North Dakota's higher education system needs new management to meet the needs of tomorrow's workforce, according to North Dakota House Majority Leader Al Carlson.
"The face of higher education has changed. We need to look at the next 20 years instead of the last 20 years," he said.
The Fargo Republican spoke Friday at the invitation of the Minot Area Chamber of Commerce's Governmental Affairs Committee to a group that included legislators, Minot State University students and faculty and others from business and local government.
Rep. Al Carlson, R-Fargo, North Dakota House majority leader, left, goes over legislative information with Rep. Jeff Delzer, R-Underwood, at the Minot Area Chamber of Commerce Governmental Affairs Committee gathering in The Vegas Friday.
Rep. Al Carlson of Fargo, foreground, takes a question during a presentation hosted by the Minot Area Chamber of Commerce Governmental Affairs Committee. Visible behind him are Minot State University student Danielle Foster and Rep.
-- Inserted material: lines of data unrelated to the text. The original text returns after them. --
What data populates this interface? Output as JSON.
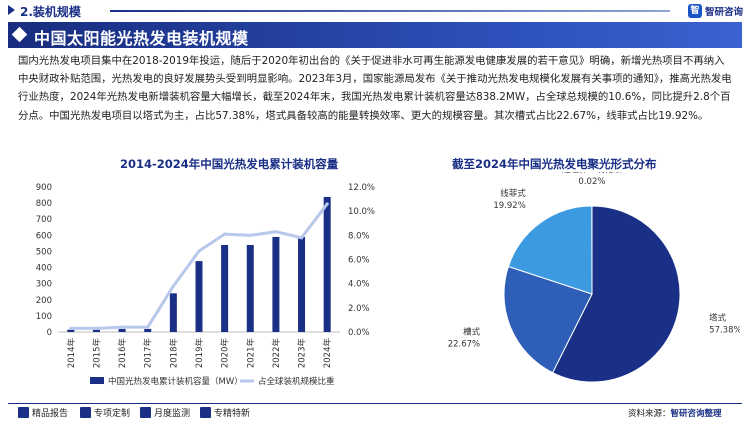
{
  "header": {
    "section_title": "2.装机规模",
    "logo_text": "智研咨询",
    "logo_mark": "智"
  },
  "banner": {
    "title": "中国太阳能光热发电装机规模"
  },
  "intro_text": "国内光热发电项目集中在2018-2019年投运，随后于2020年初出台的《关于促进非水可再生能源发电健康发展的若干意见》明确，新增光热项目不再纳入中央财政补贴范围，光热发电的良好发展势头受到明显影响。2023年3月，国家能源局发布《关于推动光热发电规模化发展有关事项的通知》，推高光热发电行业热度，2024年光热发电新增装机容量大幅增长，截至2024年末，我国光热发电累计装机容量达838.2MW，占全球总规模的10.6%，同比提升2.8个百分点。中国光热发电项目以塔式为主，占比57.38%，塔式具备较高的能量转换效率、更大的规模容量。其次槽式占比22.67%，线菲式占比19.92%。",
  "chart_data": [
    {
      "type": "bar",
      "title": "2014-2024年中国光热发电累计装机容量",
      "categories": [
        "2014年",
        "2015年",
        "2016年",
        "2017年",
        "2018年",
        "2019年",
        "2020年",
        "2021年",
        "2022年",
        "2023年",
        "2024年"
      ],
      "series": [
        {
          "name": "中国光热发电累计装机容量（MW）",
          "type": "bar",
          "axis": "left",
          "color": "#1a2f86",
          "values": [
            14,
            14,
            19,
            19,
            240,
            440,
            540,
            540,
            590,
            590,
            838.2
          ]
        },
        {
          "name": "占全球装机规模比重",
          "type": "line",
          "axis": "right",
          "color": "#b8c7ec",
          "values": [
            0.3,
            0.3,
            0.4,
            0.4,
            3.8,
            6.7,
            8.1,
            8.0,
            8.3,
            7.8,
            10.6
          ]
        }
      ],
      "y_left": {
        "min": 0,
        "max": 900,
        "step": 100,
        "ticks": [
          "0",
          "100",
          "200",
          "300",
          "400",
          "500",
          "600",
          "700",
          "800",
          "900"
        ]
      },
      "y_right": {
        "min": 0,
        "max": 12,
        "step": 2,
        "ticks": [
          "0.0%",
          "2.0%",
          "4.0%",
          "6.0%",
          "8.0%",
          "10.0%",
          "12.0%"
        ]
      },
      "grid": false,
      "legend_placement": "bottom"
    },
    {
      "type": "pie",
      "title": "截至2024年中国光热发电聚光形式分布",
      "slices": [
        {
          "label": "塔式",
          "value": 57.38,
          "value_label": "57.38%",
          "color": "#1a2f86"
        },
        {
          "label": "槽式",
          "value": 22.67,
          "value_label": "22.67%",
          "color": "#2e5eb8"
        },
        {
          "label": "线菲式",
          "value": 19.92,
          "value_label": "19.92%",
          "color": "#3c9be0"
        },
        {
          "label": "超临界二氧化碳",
          "value": 0.02,
          "value_label": "0.02%",
          "color": "#8ec3ef"
        }
      ]
    }
  ],
  "footer": {
    "items": [
      {
        "icon": "report-icon",
        "label": "精品报告"
      },
      {
        "icon": "data-icon",
        "label": "专项定制"
      },
      {
        "icon": "chart-icon",
        "label": "月度监测"
      },
      {
        "icon": "star-icon",
        "label": "专精特新"
      }
    ],
    "source_label": "资料来源：",
    "source_value": "智研咨询整理"
  }
}
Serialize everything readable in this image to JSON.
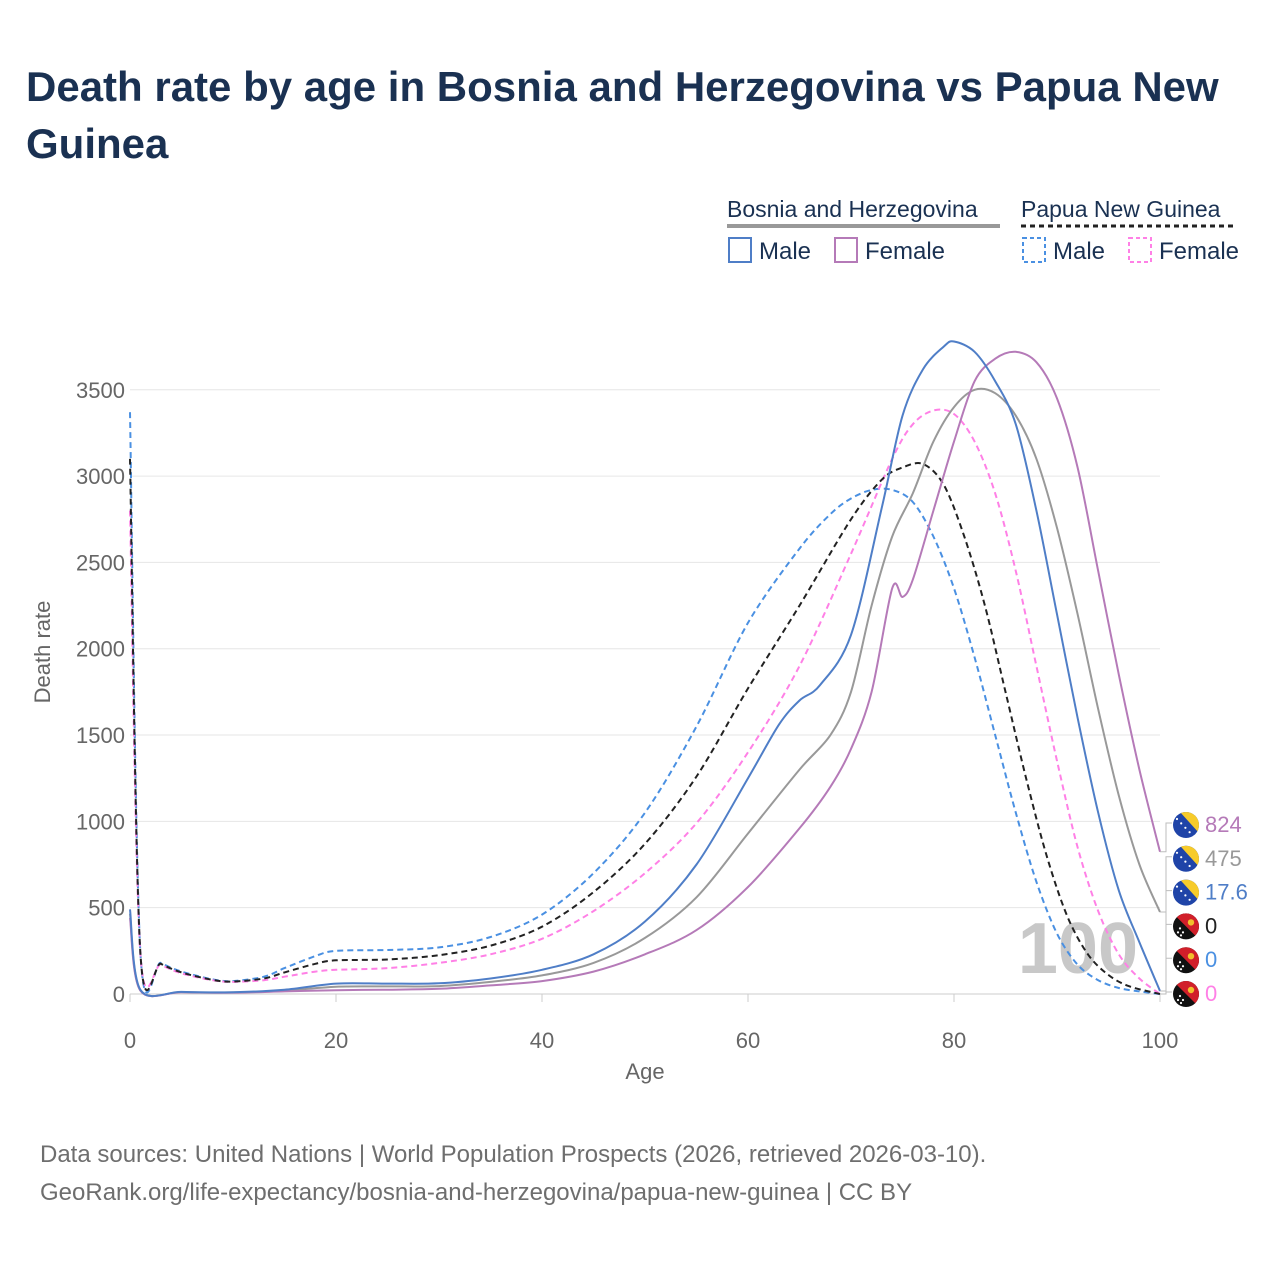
{
  "title": "Death rate by age in Bosnia and Herzegovina vs Papua New Guinea",
  "footer": {
    "line1": "Data sources: United Nations | World Population Prospects (2026, retrieved 2026-03-10).",
    "line2": "GeoRank.org/life-expectancy/bosnia-and-herzegovina/papua-new-guinea | CC BY"
  },
  "legend": {
    "country1": "Bosnia and Herzegovina",
    "country2": "Papua New Guinea",
    "male": "Male",
    "female": "Female"
  },
  "colors": {
    "male": "#4f7ec7",
    "female": "#b57ab8",
    "total1": "#999999",
    "pngMale": "#4a90e2",
    "pngFemale": "#ff80e6",
    "total2": "#222222",
    "title": "#1a3152"
  },
  "chart_data": {
    "type": "line",
    "title": "Death rate by age in Bosnia and Herzegovina vs Papua New Guinea",
    "xlabel": "Age",
    "ylabel": "Death rate",
    "xlim": [
      0,
      100
    ],
    "ylim": [
      0,
      3800
    ],
    "xticks": [
      0,
      20,
      40,
      60,
      80,
      100
    ],
    "yticks": [
      0,
      500,
      1000,
      1500,
      2000,
      2500,
      3000,
      3500
    ],
    "watermark": "100",
    "series": [
      {
        "id": "bih_male",
        "name": "Bosnia and Herzegovina Male",
        "country": "Bosnia and Herzegovina",
        "sex": "Male",
        "dashed": false,
        "points": [
          [
            0,
            490
          ],
          [
            1,
            25
          ],
          [
            5,
            12
          ],
          [
            10,
            10
          ],
          [
            15,
            25
          ],
          [
            20,
            60
          ],
          [
            25,
            60
          ],
          [
            30,
            62
          ],
          [
            35,
            90
          ],
          [
            40,
            140
          ],
          [
            45,
            230
          ],
          [
            50,
            420
          ],
          [
            55,
            750
          ],
          [
            60,
            1250
          ],
          [
            63,
            1560
          ],
          [
            65,
            1700
          ],
          [
            67,
            1790
          ],
          [
            70,
            2080
          ],
          [
            73,
            2820
          ],
          [
            75,
            3350
          ],
          [
            77,
            3620
          ],
          [
            79,
            3750
          ],
          [
            80,
            3780
          ],
          [
            82,
            3720
          ],
          [
            84,
            3550
          ],
          [
            86,
            3300
          ],
          [
            88,
            2800
          ],
          [
            90,
            2200
          ],
          [
            92,
            1600
          ],
          [
            94,
            1050
          ],
          [
            96,
            600
          ],
          [
            98,
            300
          ],
          [
            100,
            17.6
          ]
        ],
        "end_label": "17.6"
      },
      {
        "id": "bih_female",
        "name": "Bosnia and Herzegovina Female",
        "country": "Bosnia and Herzegovina",
        "sex": "Female",
        "dashed": false,
        "points": [
          [
            0,
            440
          ],
          [
            1,
            20
          ],
          [
            5,
            10
          ],
          [
            10,
            8
          ],
          [
            15,
            15
          ],
          [
            20,
            22
          ],
          [
            25,
            25
          ],
          [
            30,
            30
          ],
          [
            35,
            50
          ],
          [
            40,
            75
          ],
          [
            45,
            130
          ],
          [
            50,
            230
          ],
          [
            55,
            370
          ],
          [
            60,
            620
          ],
          [
            65,
            960
          ],
          [
            68,
            1200
          ],
          [
            70,
            1420
          ],
          [
            72,
            1750
          ],
          [
            74,
            2350
          ],
          [
            75,
            2300
          ],
          [
            76,
            2400
          ],
          [
            78,
            2800
          ],
          [
            80,
            3200
          ],
          [
            82,
            3550
          ],
          [
            84,
            3680
          ],
          [
            86,
            3720
          ],
          [
            88,
            3660
          ],
          [
            90,
            3450
          ],
          [
            92,
            3050
          ],
          [
            94,
            2450
          ],
          [
            96,
            1850
          ],
          [
            98,
            1300
          ],
          [
            100,
            824
          ]
        ],
        "end_label": "824"
      },
      {
        "id": "bih_total",
        "name": "Bosnia and Herzegovina Total",
        "country": "Bosnia and Herzegovina",
        "sex": "Total",
        "dashed": false,
        "points": [
          [
            0,
            465
          ],
          [
            1,
            22
          ],
          [
            5,
            11
          ],
          [
            10,
            9
          ],
          [
            15,
            20
          ],
          [
            20,
            42
          ],
          [
            25,
            44
          ],
          [
            30,
            46
          ],
          [
            35,
            70
          ],
          [
            40,
            108
          ],
          [
            45,
            180
          ],
          [
            50,
            325
          ],
          [
            55,
            560
          ],
          [
            60,
            930
          ],
          [
            65,
            1300
          ],
          [
            68,
            1500
          ],
          [
            70,
            1750
          ],
          [
            72,
            2250
          ],
          [
            74,
            2650
          ],
          [
            76,
            2900
          ],
          [
            78,
            3200
          ],
          [
            80,
            3400
          ],
          [
            82,
            3500
          ],
          [
            84,
            3480
          ],
          [
            86,
            3350
          ],
          [
            88,
            3100
          ],
          [
            90,
            2700
          ],
          [
            92,
            2200
          ],
          [
            94,
            1650
          ],
          [
            96,
            1150
          ],
          [
            98,
            750
          ],
          [
            100,
            475
          ]
        ],
        "end_label": "475"
      },
      {
        "id": "png_male",
        "name": "Papua New Guinea Male",
        "country": "Papua New Guinea",
        "sex": "Male",
        "dashed": true,
        "points": [
          [
            0,
            3370
          ],
          [
            1,
            250
          ],
          [
            3,
            180
          ],
          [
            5,
            130
          ],
          [
            8,
            85
          ],
          [
            10,
            75
          ],
          [
            13,
            100
          ],
          [
            15,
            150
          ],
          [
            18,
            220
          ],
          [
            20,
            250
          ],
          [
            25,
            255
          ],
          [
            30,
            270
          ],
          [
            35,
            330
          ],
          [
            40,
            460
          ],
          [
            45,
            700
          ],
          [
            50,
            1050
          ],
          [
            55,
            1550
          ],
          [
            60,
            2150
          ],
          [
            65,
            2580
          ],
          [
            68,
            2780
          ],
          [
            70,
            2870
          ],
          [
            72,
            2920
          ],
          [
            74,
            2920
          ],
          [
            76,
            2850
          ],
          [
            78,
            2650
          ],
          [
            80,
            2350
          ],
          [
            82,
            1950
          ],
          [
            84,
            1500
          ],
          [
            86,
            1050
          ],
          [
            88,
            650
          ],
          [
            90,
            350
          ],
          [
            92,
            170
          ],
          [
            94,
            80
          ],
          [
            96,
            35
          ],
          [
            98,
            15
          ],
          [
            100,
            0
          ]
        ],
        "end_label": "0"
      },
      {
        "id": "png_female",
        "name": "Papua New Guinea Female",
        "country": "Papua New Guinea",
        "sex": "Female",
        "dashed": true,
        "points": [
          [
            0,
            2800
          ],
          [
            1,
            240
          ],
          [
            3,
            170
          ],
          [
            5,
            120
          ],
          [
            8,
            80
          ],
          [
            10,
            70
          ],
          [
            13,
            80
          ],
          [
            15,
            100
          ],
          [
            18,
            130
          ],
          [
            20,
            140
          ],
          [
            25,
            150
          ],
          [
            30,
            180
          ],
          [
            35,
            230
          ],
          [
            40,
            320
          ],
          [
            45,
            480
          ],
          [
            50,
            700
          ],
          [
            55,
            990
          ],
          [
            60,
            1400
          ],
          [
            65,
            1900
          ],
          [
            70,
            2550
          ],
          [
            74,
            3100
          ],
          [
            76,
            3300
          ],
          [
            78,
            3380
          ],
          [
            80,
            3360
          ],
          [
            82,
            3200
          ],
          [
            84,
            2900
          ],
          [
            86,
            2450
          ],
          [
            88,
            1900
          ],
          [
            90,
            1350
          ],
          [
            92,
            850
          ],
          [
            94,
            480
          ],
          [
            96,
            230
          ],
          [
            98,
            90
          ],
          [
            100,
            0
          ]
        ],
        "end_label": "0"
      },
      {
        "id": "png_total",
        "name": "Papua New Guinea Total",
        "country": "Papua New Guinea",
        "sex": "Total",
        "dashed": true,
        "points": [
          [
            0,
            3100
          ],
          [
            1,
            245
          ],
          [
            3,
            175
          ],
          [
            5,
            125
          ],
          [
            8,
            82
          ],
          [
            10,
            72
          ],
          [
            13,
            90
          ],
          [
            15,
            125
          ],
          [
            18,
            175
          ],
          [
            20,
            195
          ],
          [
            25,
            200
          ],
          [
            30,
            225
          ],
          [
            35,
            280
          ],
          [
            40,
            390
          ],
          [
            45,
            590
          ],
          [
            50,
            870
          ],
          [
            55,
            1260
          ],
          [
            60,
            1770
          ],
          [
            65,
            2250
          ],
          [
            70,
            2750
          ],
          [
            73,
            2980
          ],
          [
            75,
            3050
          ],
          [
            77,
            3070
          ],
          [
            79,
            2950
          ],
          [
            81,
            2650
          ],
          [
            83,
            2250
          ],
          [
            85,
            1750
          ],
          [
            87,
            1250
          ],
          [
            89,
            800
          ],
          [
            91,
            450
          ],
          [
            93,
            230
          ],
          [
            95,
            110
          ],
          [
            97,
            45
          ],
          [
            100,
            0
          ]
        ],
        "end_label": "0"
      }
    ]
  }
}
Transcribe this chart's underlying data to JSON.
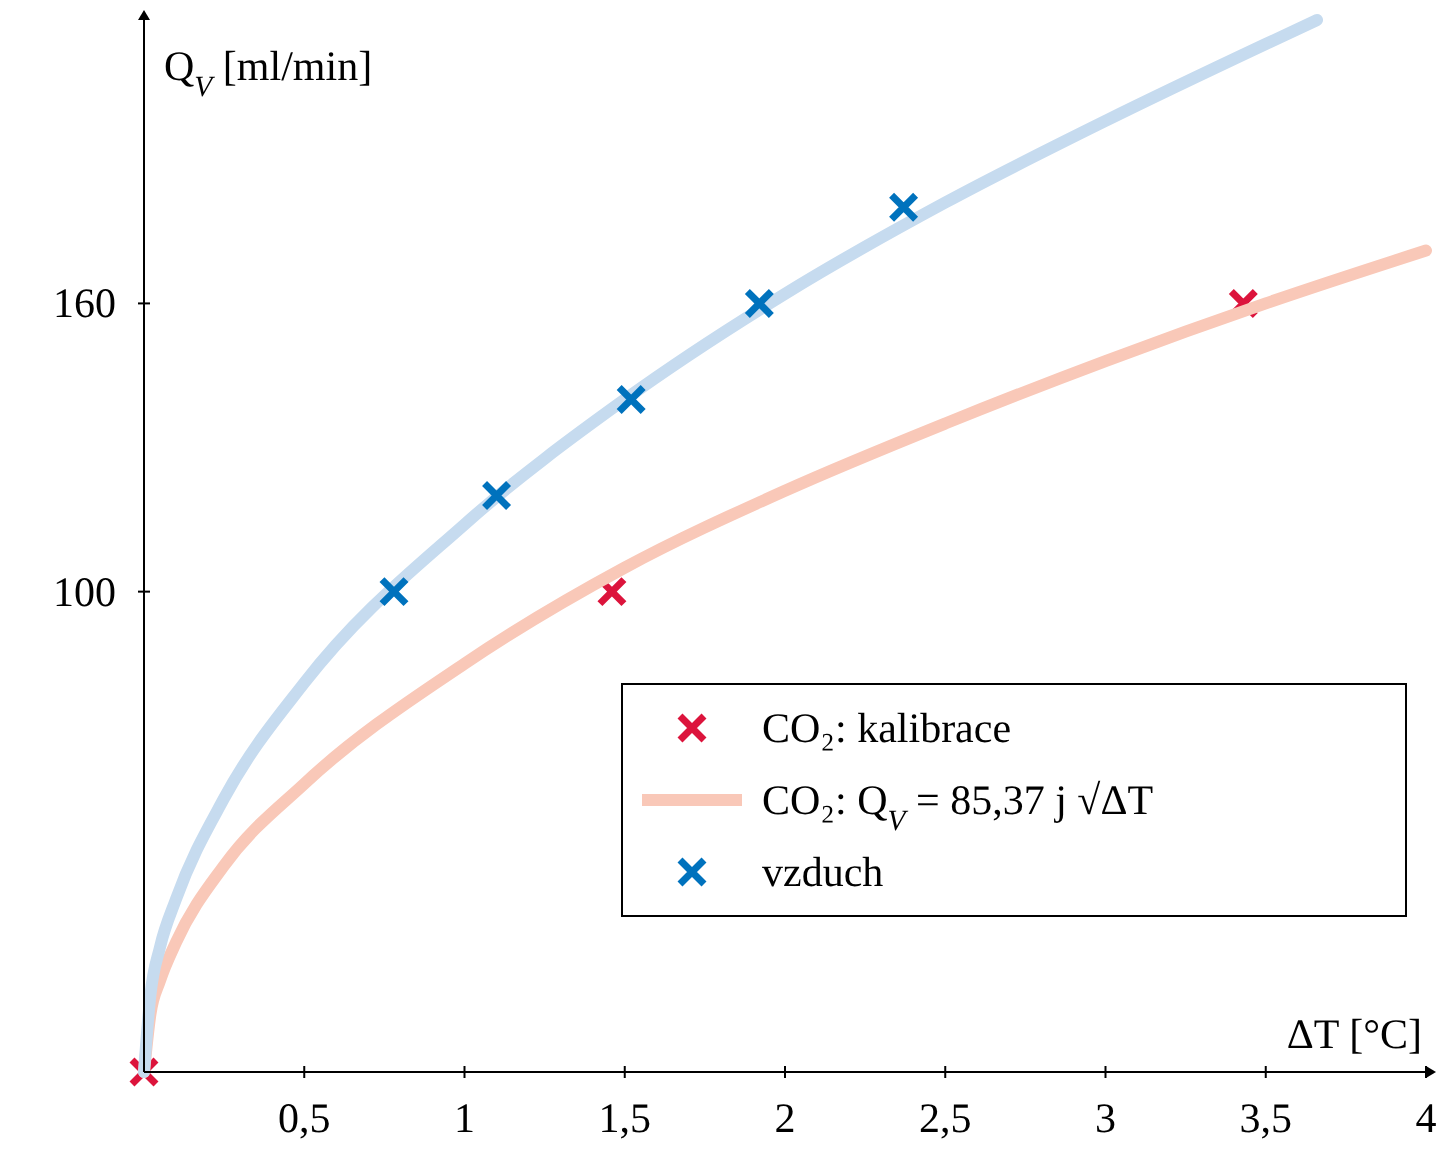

David Rust, of Tioga.
Carlson addressed the ballot measure that goes before voters in November to change the governance of the state's 11 colleges and universities from an eight-member advisory board and chancellor to a full-time, three-member commission.
The commission would be appointed by the governor and confirmed by the Senate in the same way that advisory board members currently are selected.
Carlson noted the troubles that the higher education system has seen recently a diploma mill at Dickinson State university, ouster of a chancellor after battles with university presidents and the University of North Dakota's purchase of a struggling research facility in violation of legislative intent.
"It's also become a $2 billion enterprise," he said. "It's a very big business, and it needs a new direction."
The Legislature has increased funding for higher education from $472 million in the 2007-09 biennium to $902 million in the 2013-15 biennium.
"And they still continue to raise tuition on the students. We need to look at efficiency. We need to look at better management," he said.
"Our citizens are stepping to the plate and doing their job," he said of the state funding level. "We need to make sure that trickles on down."
Carlson discounted one argument against a full-time board that suggests that universities could lose their accreditation. He said several states use commission governance and have accredited institutions. The accreditation panel wants to see that institutions are free from political influence.
"I don't believe there would be any more or less political influence," he said.
Danielle Foster, a member of the Minot State University Student Senate, offered her concern about students losing the voice that they now have with a voting member on the Board of Higher Education.
Carlson responded that he would like to see an advisory board with a student member continue to provide input to a new commission.
He also sought to ease concern that decisions about higher education would fall into the hands of a few, of which two would be a majority. He noted the similarity to the three-member Public Service Commission or three-member Industrial Commission.
Carlson added that the state needs to better define the role of college presidents and demand results from institutions, including ending any disconnect between higher education and workforce needs. He indicated support for a three-tier system with research, baccalaureate and technical/trade institutions a concept that hasn't had full support in Minot.
Chamber president John MacMartin said Minot State University is a comprehensive university that falls between a baccalaureate and a research university.
"It's a different niche," he said, noting the higher level of degree programs and instructor standards than the typical four-year university. "We have to somehow keep that in mind."
Carlson also stressed the need for more industrial arts courses in high schools to encourage students who consider trades careers over college. The state has upped funding to elementary and secondary schools to contribute to property-tax relief of more than $800 million this biennium. To continue that tax relief in the next biennium might require $1 billion, he said.
"The question is, can we continue that pace?" he said. "We just have to be careful as we go forward that we don't out-run our existing revenue."
He explained the state is spending money not designated to savings funds as fast as it comes in.
"But if we have a hiccup in our revenue, we have created ourselves a situation where something would go," he said. "The only thing that let's me sleep at night is a lot of it is in one-time spending."
However, he said there is a need to build infrastructure in oil-field communities and elsewhere to handle population increases.
"We are going to keep investing as a state in these growth areas," he said.